Uh buenisimo pipa09, Muchas Gracias!
una ultima consulta, me decis que con el metodo de planchado queda mejor la placa?


----------



## pipa09 (Sep 21, 2010)

Dj Leo , yo a los pcb los realizo de distinta manera, sin simples los hago con el indeleble, aunque la mayoria de las pcb las realizo con ese metodo (planchado).

Hace un tiempo utilizaba una inpresora (C45) modificada para poder pasar las placas, era bastante tedioso hacerlo asi pero tenian un alta terminacion, incluso les realizaba la mascara de componentes del lado contrario al cobre.

Cualquier cosa consulte nomas.  

PD: El pcb estan a la medida real, OJO,*la placa esta impresa para relizarla por medio del planchado*, solo imprimir y planchar.

El que desee realizarla con otro metodo debera imprimir en formato espejo.

Saludos a todos!!!!!

Amigos , corrigo el pcb posteado anteriormente, ya que tiene un error.
Perdonen, fue un descuido mio al subir el archivo .
Ahora si esta bien.

Saludos
                                        Juan Manuel

*Impreso*


----------



## djleo (Sep 22, 2010)

Okey.

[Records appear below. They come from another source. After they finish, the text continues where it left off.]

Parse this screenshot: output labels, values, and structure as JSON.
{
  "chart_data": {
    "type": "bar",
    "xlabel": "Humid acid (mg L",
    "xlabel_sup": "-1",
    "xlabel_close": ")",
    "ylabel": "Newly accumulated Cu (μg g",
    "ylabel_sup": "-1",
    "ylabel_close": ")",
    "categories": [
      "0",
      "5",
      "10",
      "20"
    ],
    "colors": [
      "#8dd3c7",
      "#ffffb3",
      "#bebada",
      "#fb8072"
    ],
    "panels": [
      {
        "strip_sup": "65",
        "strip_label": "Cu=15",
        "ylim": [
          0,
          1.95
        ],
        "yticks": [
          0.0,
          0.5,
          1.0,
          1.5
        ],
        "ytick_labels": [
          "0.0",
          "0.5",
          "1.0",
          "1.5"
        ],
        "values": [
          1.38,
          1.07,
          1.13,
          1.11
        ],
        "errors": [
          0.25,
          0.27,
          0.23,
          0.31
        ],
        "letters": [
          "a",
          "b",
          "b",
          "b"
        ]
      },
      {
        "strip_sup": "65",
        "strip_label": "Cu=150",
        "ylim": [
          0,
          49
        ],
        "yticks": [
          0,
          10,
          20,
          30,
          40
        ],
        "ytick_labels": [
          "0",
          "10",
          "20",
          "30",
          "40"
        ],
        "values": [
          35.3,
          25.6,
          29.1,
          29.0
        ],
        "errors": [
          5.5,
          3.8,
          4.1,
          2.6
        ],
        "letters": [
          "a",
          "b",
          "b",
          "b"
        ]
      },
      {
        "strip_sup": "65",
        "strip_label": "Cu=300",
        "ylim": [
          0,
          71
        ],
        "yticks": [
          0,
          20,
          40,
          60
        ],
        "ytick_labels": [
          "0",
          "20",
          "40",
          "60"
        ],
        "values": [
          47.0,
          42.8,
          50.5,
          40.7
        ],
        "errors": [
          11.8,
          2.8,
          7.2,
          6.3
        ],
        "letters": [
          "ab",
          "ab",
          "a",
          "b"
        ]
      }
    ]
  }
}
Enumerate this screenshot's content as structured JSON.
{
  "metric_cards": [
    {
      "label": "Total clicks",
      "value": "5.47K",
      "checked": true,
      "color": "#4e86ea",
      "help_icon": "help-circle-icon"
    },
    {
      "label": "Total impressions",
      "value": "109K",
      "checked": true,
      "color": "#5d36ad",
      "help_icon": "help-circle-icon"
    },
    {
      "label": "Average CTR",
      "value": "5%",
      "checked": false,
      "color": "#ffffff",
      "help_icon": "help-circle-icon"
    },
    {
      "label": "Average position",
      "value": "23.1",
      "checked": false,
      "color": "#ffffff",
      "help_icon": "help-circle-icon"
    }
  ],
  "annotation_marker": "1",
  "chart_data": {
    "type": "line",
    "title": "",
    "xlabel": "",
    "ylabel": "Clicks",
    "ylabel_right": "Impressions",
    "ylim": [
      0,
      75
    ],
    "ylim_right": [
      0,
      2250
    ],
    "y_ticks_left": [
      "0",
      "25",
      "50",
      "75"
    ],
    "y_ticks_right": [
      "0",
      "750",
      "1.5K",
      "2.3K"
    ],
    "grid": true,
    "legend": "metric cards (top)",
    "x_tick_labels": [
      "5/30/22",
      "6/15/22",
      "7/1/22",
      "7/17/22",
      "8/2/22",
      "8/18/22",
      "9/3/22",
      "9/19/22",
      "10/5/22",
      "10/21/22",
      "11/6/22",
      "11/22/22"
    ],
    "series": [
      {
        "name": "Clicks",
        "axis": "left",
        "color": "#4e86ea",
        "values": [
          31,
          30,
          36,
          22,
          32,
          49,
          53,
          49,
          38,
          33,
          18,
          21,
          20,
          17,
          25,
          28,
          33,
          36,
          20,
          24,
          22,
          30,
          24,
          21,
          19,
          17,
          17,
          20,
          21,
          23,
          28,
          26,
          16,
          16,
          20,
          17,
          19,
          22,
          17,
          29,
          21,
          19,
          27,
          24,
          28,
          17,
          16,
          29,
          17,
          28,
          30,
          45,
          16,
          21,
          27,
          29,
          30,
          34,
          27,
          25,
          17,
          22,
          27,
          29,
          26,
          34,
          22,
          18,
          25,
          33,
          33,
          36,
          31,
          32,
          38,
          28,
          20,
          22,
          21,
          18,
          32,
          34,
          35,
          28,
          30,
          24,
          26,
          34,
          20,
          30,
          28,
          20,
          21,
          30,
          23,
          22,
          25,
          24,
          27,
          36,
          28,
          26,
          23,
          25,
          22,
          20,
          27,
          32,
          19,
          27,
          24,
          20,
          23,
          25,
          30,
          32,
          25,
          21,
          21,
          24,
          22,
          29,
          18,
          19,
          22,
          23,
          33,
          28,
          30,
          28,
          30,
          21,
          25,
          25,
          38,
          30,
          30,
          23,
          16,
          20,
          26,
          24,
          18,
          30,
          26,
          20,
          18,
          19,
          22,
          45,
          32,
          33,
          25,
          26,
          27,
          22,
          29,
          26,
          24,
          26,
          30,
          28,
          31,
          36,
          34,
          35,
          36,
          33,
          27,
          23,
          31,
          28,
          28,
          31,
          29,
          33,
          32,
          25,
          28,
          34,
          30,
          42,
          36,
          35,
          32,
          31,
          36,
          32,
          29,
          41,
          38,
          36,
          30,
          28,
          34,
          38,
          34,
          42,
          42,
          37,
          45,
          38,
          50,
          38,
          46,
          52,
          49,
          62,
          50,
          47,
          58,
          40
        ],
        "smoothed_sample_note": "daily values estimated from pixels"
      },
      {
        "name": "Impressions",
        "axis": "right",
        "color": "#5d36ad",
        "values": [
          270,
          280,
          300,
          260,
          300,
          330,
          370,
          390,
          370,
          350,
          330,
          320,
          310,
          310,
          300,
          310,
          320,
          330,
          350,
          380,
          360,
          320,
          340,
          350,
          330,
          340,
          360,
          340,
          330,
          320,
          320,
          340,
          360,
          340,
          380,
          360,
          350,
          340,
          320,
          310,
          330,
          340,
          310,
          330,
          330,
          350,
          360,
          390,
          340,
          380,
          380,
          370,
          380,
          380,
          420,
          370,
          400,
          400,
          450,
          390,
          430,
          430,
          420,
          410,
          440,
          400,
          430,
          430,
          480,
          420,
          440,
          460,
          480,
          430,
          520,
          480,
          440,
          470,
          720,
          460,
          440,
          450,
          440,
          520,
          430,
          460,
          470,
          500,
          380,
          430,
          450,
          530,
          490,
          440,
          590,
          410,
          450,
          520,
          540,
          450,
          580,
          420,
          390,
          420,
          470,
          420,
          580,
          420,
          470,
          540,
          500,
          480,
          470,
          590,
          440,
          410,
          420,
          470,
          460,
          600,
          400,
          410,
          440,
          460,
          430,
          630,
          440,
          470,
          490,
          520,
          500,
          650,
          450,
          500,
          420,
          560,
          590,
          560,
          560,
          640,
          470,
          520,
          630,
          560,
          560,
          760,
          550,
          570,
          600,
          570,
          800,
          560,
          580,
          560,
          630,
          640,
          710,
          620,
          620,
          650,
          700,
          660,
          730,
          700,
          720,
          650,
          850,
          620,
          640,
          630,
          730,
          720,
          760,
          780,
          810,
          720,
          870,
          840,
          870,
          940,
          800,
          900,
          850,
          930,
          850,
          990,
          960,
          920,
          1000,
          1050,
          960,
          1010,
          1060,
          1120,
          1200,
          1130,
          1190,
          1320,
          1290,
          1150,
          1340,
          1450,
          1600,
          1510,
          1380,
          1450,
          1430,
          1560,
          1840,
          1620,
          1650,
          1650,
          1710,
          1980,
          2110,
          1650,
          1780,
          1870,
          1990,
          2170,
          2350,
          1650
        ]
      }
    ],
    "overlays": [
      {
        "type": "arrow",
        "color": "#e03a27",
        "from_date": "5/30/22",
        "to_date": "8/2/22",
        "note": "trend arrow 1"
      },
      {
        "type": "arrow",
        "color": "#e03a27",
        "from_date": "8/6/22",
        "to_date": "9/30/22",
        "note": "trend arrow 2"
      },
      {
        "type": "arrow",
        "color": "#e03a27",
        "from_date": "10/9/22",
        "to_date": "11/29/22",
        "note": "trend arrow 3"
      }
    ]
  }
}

Si, seguramente utilizare el planchado para hacerla ya que quiero hacer una power con 2 de estas (stereo). 

PD: Prometo que ésta si es la ultima pregunta 
Los 130watts son reales? siguiendo la ley de ohm tendria que ser:

V.A=W
43.3V x 3Amp = 130Watts
43.3V x 6Amp (4ohms) = 260Watts

Estoy en lo cierto?

otra cosa, la lista de materiales la tienes?


----------



## pipa09 (Sep 22, 2010)

djleo dijo:


> Los 130watts son reales? siguiendo la ley de ohm tendria que ser:
> 
> V.A=W
> 43.3V x 3Amp = 130Watts
> ...


 

Una cosa es la potencia entregada por el transformador, y otra es la que puede entregar el circuito conectado a ese transformador, dependiendo del tipo de diseño del ampli , tiene un rendimiento , por poner un ejemplo, un ampli clase b tiene un rendimiento de alrededor del 70% , quiere decir si consume 100w, este entrgara una potencia maxima de 70w aprox. , y el resto disipado en calor, que alguien me corriga si me equivoco.

La verdad no sabria decirte si son realmente 130w los que entrega, pero tiene una linda potencia.

Y no hay nigun problema en preguntar.

Saludos a todos.
Juan Manuel


----------